The performance of Treatise became something of a speciality by QUaX; though only once in the two hour version which we hear on these two CDs: in Prague, on October 15 1967. Fortunately, the session was also recorded. And here it is, skillfully and very effectively remastered in the last couple of years – a unique and important musical event, whose value (provided you listen attentively) extends far beyond its historical context.
Treatise is best approached with as few preconceptions as possible: Cardew originally wished for it to be heard without "instructions", but was persuaded to commit some commentary to a Treatise Handbook. At bottom, this describes the work as "a continuous weaving and combining of a host of graphic elements (of which only a few are recognizably related to musical symbols) into a long visual composition, the meaning of which in terms of sound is not specified in any way. … Any number of musicians using any media are free to participate in a "reading" of this score … and each is free to interpret it in his [sic] own way."
And there really are many such "threads": disjointed vocalizations; progressions, clusters and harmonizations of instrumental notes; long pauses; variations in both tempo and volume; unexpected as well as "conventional" combinations of instruments and sounds; snatches of what we take to be familiar melody (the solo flute midway through Part 3 [CD.1 tr.2], for example); and a variety of sonic effects.

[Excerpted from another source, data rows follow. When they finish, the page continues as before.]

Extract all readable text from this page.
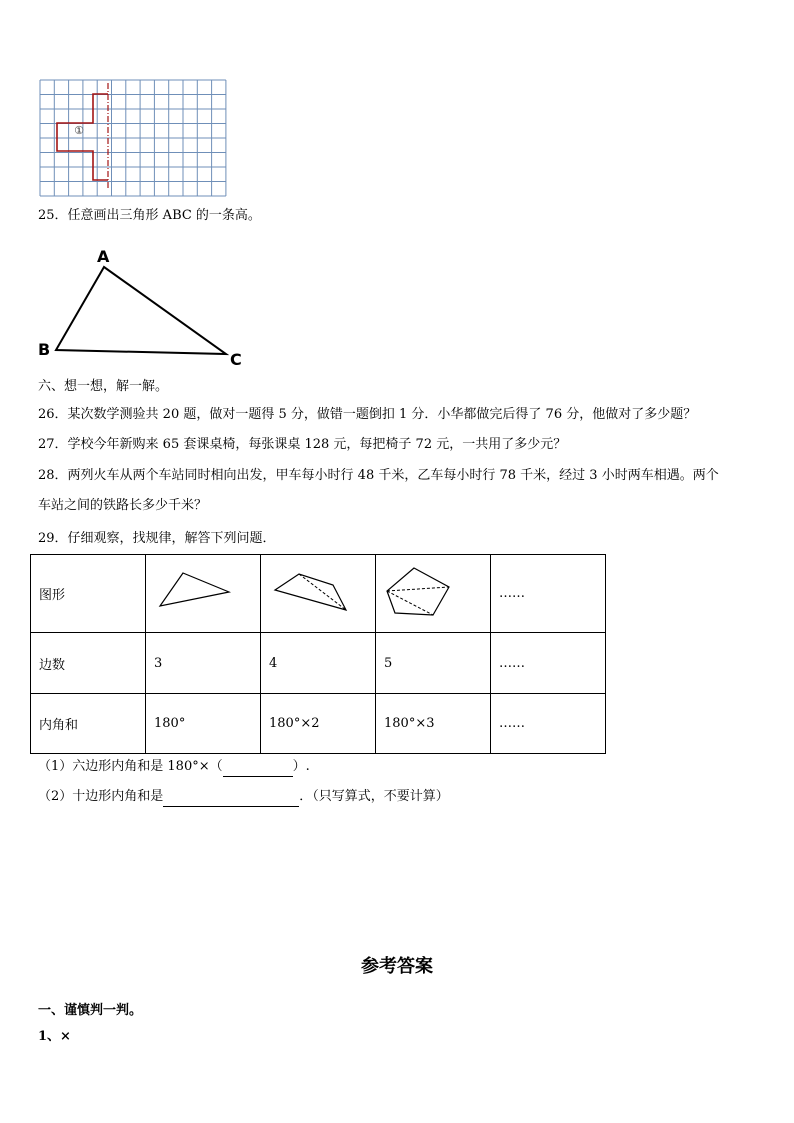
①
25．任意画出三角形 ABC 的一条高。
A
B
C
六、想一想，解一解。
26．某次数学测验共 20 题，做对一题得 5 分，做错一题倒扣 1 分．小华都做完后得了 76 分，他做对了多少题？
27．学校今年新购来 65 套课桌椅，每张课桌 128 元，每把椅子 72 元，一共用了多少元？
28．两列火车从两个车站同时相向出发，甲车每小时行 48 千米，乙车每小时行 78 千米，经过 3 小时两车相遇。两个
车站之间的铁路长多少千米？
29．仔细观察，找规律，解答下列问题．
图形				……
边数	3	4	5	……
内角和	180°	180°×2	180°×3	……
（1）六边形内角和是 180°×（	）.
（2）十边形内角和是	．（只写算式，不要计算）
参考答案
一、谨慎判一判。
1、×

Above all, perhaps, the great strength of Treatise lies in the world it creates, modifies, and invites us to enter thanks to the music's structure and apparently quite deliberate development. For chaotic it is not: one waits for the next sound, the next variation, the next surprise.
Despite the graphical "lifeline" running throughout Treatise (its almost 200 pages of unconventional notation are but a starting point), rigidity is avoided by the impetus which its performers are exhorted to feel to celebrate the way their personalities and (musical) preoccupations flow together. This contributes the spontaneity, the lack of inhibition, the unfocused and the apparently accidental which characterize the performance and the work. And there is one of the most important points about Treatise: at what point does the work become the performance? And vice-versa.

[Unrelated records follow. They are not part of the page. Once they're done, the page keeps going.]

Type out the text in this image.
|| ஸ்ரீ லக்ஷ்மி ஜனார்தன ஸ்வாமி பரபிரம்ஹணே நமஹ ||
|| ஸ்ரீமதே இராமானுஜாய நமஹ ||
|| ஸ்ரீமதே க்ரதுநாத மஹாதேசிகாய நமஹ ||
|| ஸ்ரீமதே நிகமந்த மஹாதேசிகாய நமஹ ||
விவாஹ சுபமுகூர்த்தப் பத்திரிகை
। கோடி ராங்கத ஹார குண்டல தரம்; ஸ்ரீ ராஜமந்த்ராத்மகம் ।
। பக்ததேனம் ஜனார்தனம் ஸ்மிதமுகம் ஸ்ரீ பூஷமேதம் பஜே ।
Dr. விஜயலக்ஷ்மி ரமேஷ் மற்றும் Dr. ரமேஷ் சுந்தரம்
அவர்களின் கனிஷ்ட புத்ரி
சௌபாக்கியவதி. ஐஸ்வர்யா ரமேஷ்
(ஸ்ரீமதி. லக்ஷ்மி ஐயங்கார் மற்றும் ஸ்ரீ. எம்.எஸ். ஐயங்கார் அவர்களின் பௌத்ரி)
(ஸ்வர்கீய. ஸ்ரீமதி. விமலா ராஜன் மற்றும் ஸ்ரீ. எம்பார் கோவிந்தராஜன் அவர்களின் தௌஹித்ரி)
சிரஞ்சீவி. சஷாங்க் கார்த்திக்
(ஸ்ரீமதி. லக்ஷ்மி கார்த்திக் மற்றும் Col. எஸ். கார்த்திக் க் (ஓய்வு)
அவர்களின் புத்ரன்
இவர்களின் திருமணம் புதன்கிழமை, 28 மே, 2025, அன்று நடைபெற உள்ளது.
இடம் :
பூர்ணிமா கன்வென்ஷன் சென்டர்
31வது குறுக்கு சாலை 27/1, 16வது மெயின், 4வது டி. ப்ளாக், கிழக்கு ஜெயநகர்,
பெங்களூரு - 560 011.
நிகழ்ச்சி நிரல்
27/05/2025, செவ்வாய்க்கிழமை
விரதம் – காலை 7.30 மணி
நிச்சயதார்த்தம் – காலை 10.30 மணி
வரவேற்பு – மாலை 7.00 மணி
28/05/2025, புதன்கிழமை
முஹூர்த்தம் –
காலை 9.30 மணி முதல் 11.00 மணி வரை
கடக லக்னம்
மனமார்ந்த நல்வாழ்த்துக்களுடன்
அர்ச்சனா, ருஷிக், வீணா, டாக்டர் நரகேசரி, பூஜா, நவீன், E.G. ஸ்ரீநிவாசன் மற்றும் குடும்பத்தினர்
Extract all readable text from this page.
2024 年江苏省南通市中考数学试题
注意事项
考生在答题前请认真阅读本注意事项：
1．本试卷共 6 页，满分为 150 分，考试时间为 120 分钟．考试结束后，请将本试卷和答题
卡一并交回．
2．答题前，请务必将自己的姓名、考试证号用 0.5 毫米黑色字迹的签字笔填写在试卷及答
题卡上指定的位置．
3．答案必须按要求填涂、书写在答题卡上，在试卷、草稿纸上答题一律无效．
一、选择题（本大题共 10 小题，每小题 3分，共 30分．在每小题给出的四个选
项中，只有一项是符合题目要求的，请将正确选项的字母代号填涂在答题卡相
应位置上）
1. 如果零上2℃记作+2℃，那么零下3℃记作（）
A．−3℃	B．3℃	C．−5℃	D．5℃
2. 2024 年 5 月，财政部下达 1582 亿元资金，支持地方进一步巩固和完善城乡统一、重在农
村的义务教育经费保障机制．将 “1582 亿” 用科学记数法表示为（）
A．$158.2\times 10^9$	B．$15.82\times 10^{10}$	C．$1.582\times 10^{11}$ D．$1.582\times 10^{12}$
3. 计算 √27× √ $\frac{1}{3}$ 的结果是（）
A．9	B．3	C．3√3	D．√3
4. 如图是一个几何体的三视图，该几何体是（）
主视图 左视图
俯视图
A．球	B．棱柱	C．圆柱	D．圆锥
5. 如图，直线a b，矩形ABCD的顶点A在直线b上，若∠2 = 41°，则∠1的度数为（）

Like much of Feldman's music, Treatise is largely slow and uncluttered. But also like Feldman's music, it's bursting with energy. It's an energy which the QUaX ensemble both creates and conveys (that relationship between work and performance again) with great force and conviction. It would be a happy state of affairs if we could count on multiple, different "interpretations" of Treatise by other minds. But we can't.
This music isn't for everyone. But if you're keen to explore some of the last 50 years more defining and courageous moments, it's well worth recognizing the contribution made by Mode in issuing this almost monumental testament. Cardew wrote, "Every honest utterance makes sense". If you agree, this recording will only expand your musical horizons.